A volume made especially for students, featuring photographs and drawings to illustrate the osteopathic lesions and the most simple techniques to correct them. In 1914, Dr Ashmore was a lecturer at the American School of Osteopathy (ASO) of Kirksville.

Publisher: Journal Printing Co., Kirksville, Missouri (USA)

Year of publication: 1915

Number of pages: 237

 

 

 

 

 

The book is intended as a practical and clear tool, destined to the students of osteopathy. The volume presents 82 illustrations, 3 color tables and an analytical index. It is divided into 11 chapters:

  1. The lesion
  2. The normal movement of the spine
  3. Lateral curvature of the spine
  4. Flexion and extension lesions
  5. Rotations and sidebending lesions 
  6. Cervical lesions
  7. Sacro-iliac lesions
  8. Rib lesions
  9. Occipito-atlantal lesions
  10. Clavicular and other lesions 
  11. Soft tissue technique

The first chapter contains the definition of lesion and of subluxation, a brief description of the vertebral articulation and an explanation of what osteopathic diagnosis and technique are. In the second chapter the normal movements of the spine are described.
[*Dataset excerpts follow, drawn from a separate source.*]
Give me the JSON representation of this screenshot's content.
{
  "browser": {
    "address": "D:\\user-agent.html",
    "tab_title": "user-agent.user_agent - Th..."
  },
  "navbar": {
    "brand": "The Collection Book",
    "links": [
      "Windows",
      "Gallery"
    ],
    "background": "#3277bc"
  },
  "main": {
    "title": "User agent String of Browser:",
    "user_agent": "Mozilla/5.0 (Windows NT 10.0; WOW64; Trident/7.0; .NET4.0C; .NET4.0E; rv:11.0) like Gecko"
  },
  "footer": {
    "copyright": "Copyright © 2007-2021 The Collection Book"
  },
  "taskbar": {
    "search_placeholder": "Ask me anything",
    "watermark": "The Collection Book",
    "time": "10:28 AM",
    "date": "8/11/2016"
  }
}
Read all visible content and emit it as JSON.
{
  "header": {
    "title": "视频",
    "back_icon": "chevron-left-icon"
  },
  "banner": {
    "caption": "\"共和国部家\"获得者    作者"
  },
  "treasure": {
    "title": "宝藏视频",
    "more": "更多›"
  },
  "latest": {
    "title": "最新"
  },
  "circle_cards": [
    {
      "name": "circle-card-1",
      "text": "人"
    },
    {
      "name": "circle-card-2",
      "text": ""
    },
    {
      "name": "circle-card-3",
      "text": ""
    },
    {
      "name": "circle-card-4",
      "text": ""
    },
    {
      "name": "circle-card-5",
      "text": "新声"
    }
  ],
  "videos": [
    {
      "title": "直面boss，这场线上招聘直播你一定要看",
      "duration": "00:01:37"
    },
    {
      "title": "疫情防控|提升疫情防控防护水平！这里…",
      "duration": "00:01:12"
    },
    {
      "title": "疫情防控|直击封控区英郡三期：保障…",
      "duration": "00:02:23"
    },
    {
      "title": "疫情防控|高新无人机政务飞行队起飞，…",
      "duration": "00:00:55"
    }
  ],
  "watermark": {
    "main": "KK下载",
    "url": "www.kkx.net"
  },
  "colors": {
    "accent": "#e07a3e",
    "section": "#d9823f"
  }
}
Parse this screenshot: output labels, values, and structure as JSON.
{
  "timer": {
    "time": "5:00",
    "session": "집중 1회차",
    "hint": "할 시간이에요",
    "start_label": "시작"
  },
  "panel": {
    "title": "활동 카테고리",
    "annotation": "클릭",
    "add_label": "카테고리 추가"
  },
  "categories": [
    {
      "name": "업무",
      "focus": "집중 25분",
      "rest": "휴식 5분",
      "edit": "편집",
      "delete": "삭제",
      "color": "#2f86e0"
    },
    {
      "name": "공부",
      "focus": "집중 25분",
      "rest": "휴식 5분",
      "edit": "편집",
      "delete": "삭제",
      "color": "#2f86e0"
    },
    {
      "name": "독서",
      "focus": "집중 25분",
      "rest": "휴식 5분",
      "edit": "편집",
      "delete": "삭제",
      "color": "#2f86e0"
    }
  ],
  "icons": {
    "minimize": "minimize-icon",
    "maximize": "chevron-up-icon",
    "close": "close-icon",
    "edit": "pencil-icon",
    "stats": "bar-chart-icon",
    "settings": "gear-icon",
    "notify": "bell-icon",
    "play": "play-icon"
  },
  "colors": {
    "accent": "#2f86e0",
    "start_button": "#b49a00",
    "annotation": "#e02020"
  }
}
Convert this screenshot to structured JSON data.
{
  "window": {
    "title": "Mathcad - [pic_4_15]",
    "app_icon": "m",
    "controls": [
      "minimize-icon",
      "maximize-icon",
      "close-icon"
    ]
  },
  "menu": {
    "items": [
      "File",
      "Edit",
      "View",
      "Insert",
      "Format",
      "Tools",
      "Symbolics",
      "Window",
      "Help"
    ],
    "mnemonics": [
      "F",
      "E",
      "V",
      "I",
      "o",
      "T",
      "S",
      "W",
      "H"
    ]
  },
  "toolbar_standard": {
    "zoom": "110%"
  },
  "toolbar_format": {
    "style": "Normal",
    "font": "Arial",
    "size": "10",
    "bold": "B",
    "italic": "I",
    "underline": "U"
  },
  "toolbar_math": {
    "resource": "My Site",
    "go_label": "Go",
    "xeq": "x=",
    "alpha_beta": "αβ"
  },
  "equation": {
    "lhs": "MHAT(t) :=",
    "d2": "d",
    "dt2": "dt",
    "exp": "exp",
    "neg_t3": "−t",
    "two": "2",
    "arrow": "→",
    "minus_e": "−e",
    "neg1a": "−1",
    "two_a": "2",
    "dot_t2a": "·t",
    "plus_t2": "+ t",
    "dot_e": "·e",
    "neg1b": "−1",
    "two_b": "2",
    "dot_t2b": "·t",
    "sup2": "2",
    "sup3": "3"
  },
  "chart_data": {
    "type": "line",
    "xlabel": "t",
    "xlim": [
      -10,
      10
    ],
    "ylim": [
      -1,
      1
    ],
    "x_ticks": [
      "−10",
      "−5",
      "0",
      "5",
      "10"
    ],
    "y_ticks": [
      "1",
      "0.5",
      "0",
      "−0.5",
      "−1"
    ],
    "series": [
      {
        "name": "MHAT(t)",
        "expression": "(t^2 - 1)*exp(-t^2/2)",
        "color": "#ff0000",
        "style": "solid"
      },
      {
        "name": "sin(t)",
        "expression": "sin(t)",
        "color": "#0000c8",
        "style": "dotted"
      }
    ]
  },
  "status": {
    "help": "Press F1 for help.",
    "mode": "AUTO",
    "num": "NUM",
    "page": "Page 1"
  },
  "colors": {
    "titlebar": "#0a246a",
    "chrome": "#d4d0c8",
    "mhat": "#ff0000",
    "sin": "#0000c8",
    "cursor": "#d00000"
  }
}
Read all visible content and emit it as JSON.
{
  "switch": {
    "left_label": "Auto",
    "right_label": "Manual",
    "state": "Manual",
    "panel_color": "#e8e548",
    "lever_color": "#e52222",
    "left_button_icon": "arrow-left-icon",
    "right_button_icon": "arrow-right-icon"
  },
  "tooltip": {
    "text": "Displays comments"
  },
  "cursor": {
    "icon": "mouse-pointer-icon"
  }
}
The following chapters focus on specific lesions: the description of each lesion followed by a paragraph on the methods of palpation and another paragraph on the movements used to correct lesions, often accompanied by illustrative figures and photographs, and a comment on the “post-treatment”. 

In the “general rules”, reported at pag. 72, the author describes the two main methods employed by osteopaths: the oldest one is the method of traction while the most recent one is the direct method, or thrust. Dr Ashmore affirms that the method of traction is the most difficult to teach, therefore her preference goes to the thrust technique, which she finds useful to describe as “direct method” instead of using the actual term “thrust” for the aggressive connotation assumed by this word because of the imitators of osteopathy.

The seven pages of the last chapter deal with the treatment of soft tissues, emphasizing that this type of osteopathic treatment is very different from the massage techniques. The author states that, although it cannot replace the osteopathic “tuning” based on the normalization of the musculoskeletal system, soft tissue techniques can be useful and require specific training. By way of example, some maneuvers for the liver, eyes and intestines are described.

Strengths: the book, of considerable historical interest, is very clear and well-structured, every lesion is clearly described. The author declares in the preface to have always selected the most simple corrective movements, which could clearly illustrate the fundamental principles of the osteopathic treatment.

Weaknesses: as declared by the author of the preface, the book suffers from some terminological inhomogeneities.